Given its relative soundness, Japan’s financial sector is increasingly relied upon in supporting the real economy and preventing its further deterioration.
The second category consists of medium-term reforms to “re-design” the regulatory framework in order to prevent the recurrence of a similar kind of crises in the future. Discussions are underway globally regarding capital adequacy of banks, procyclicality in the financial system, market integrity and transparency, and international cooperation among regulators. They are in line with the recommendations put forth by the Financial Stability Forum in April 2008, which were endorsed at the subsequent meetings of the G7 and the G20 leaders. Recent developments in Japan include the following:
- First, the FSA strengthened the disclosure requirements for financial firms with respect to their exposure to the securitization market. It also made sure that the underlying assets of securitized products were traceable along the chains of origination and distribution. Thus we are encouraging firms to examine the contents of underlying assets and to strengthen their risk management;
- Second, a bill has been submitted to the current session of the Diet to introduce a legal framework for regulating credit rating agencies, which is consistent with the developments in the United States and Europe;
- Third, given the need to supervise systemically important financial firms on a global basis, supervisory colleges have been established for each of these firms. Japan FSA has established the colleges for Japan’s three megabanks and Nomura. We are also member of the colleges for several foreign firms with significant influence over Japan’s financial markets.
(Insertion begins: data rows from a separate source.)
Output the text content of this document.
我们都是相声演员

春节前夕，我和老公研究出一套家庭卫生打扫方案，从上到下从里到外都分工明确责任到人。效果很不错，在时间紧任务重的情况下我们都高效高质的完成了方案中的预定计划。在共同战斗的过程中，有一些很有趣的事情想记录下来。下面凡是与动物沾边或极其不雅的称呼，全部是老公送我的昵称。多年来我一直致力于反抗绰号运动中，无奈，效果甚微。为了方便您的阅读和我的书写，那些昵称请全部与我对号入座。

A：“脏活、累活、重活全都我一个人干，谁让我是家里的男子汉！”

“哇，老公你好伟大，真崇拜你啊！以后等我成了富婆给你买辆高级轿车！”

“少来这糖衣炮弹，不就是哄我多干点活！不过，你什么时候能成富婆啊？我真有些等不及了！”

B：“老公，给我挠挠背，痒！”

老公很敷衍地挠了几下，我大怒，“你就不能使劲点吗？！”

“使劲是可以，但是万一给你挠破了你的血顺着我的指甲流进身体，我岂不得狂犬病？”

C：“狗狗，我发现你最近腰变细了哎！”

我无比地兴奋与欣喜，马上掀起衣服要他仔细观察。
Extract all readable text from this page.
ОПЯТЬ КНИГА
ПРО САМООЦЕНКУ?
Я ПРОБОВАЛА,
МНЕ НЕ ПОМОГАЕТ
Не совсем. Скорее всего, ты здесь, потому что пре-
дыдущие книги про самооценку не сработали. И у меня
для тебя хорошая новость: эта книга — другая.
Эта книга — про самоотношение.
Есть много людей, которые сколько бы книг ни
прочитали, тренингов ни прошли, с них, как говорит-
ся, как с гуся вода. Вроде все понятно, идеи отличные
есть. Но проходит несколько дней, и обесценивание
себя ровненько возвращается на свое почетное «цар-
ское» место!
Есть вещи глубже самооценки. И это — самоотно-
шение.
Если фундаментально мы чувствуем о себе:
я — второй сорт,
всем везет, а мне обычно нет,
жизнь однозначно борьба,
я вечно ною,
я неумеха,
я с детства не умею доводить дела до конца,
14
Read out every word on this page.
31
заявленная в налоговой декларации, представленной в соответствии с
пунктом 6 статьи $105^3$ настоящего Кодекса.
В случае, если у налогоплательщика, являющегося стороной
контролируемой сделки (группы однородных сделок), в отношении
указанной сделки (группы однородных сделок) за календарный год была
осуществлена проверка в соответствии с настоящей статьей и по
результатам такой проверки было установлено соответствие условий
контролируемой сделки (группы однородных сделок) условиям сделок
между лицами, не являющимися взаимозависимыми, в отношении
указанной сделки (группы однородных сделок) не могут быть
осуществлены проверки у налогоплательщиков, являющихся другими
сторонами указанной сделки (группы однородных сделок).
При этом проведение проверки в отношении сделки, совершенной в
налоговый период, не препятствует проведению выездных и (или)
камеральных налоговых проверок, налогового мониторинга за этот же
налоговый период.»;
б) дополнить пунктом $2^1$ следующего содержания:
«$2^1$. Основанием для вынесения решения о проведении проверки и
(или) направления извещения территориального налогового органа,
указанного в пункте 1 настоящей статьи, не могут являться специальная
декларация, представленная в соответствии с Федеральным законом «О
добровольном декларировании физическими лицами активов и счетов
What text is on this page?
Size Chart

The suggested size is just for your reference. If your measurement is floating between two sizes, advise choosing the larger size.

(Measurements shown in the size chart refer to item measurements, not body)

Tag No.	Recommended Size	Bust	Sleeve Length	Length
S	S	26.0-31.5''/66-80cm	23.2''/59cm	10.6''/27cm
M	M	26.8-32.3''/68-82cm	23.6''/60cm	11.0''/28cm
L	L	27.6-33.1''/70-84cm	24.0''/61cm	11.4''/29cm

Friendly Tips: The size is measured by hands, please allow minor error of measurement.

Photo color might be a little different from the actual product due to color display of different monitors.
These two categories of policies are common to the financial regulators in major countries, and all of us are facing the challenge of how to strike the right balance between the two. On the one hand, if the policies lean too much toward crisis management, it could cause moral hazard in the marketplace or distort the system in the longer run. On the other hand, too hasty implementation of medium-term measures could rather exacerbate the current situation and make crisis management even more difficult.
In Japan’s case, however, the FSA is working on yet another category of policies, which is characteristic of Japan’s situation in the area of financial regulation. They are a couple of proactive policy initiatives called the “Better Market Initiative (BMI)” and “Better Regulation”.
- The BMI is a concrete policy package to create a reliable and attractive marketplace for investors, fund-raisers and financial intermediaries. The implementation of the BMI is well on track.
- “Better Regulation” refers to improving the quality and effectiveness of Japan’s financial regulation, which includes:
- The optimal combination of rules-based and principles-based supervision;
- A risk-focused and forward-looking approach; and others.
- Substantial progress has been made so far in various areas.
In spite of the ongoing financial crisis, we will continue our efforts in these initiatives.
- The fact that dysfunction of the financial system has caused the current economic mess does not deny the fundamental roles the financial sector should play in supporting the real economy. Based on this recognition, strengthening Japan’s financial markets continues to be an important policy challenge to us.
- Better Regulation does not contradict the global trend of “re-regulation”, either. While streamlining outdated provisions and avoiding excessive regulation that could stifle financial innovation, Better Regulation aims to enhance the efficiency and effectiveness of the regulation that is truly needed. In this sense, Better Regulation is a continuous policy initiative that should not be affected by financial situations or market developments in the short term.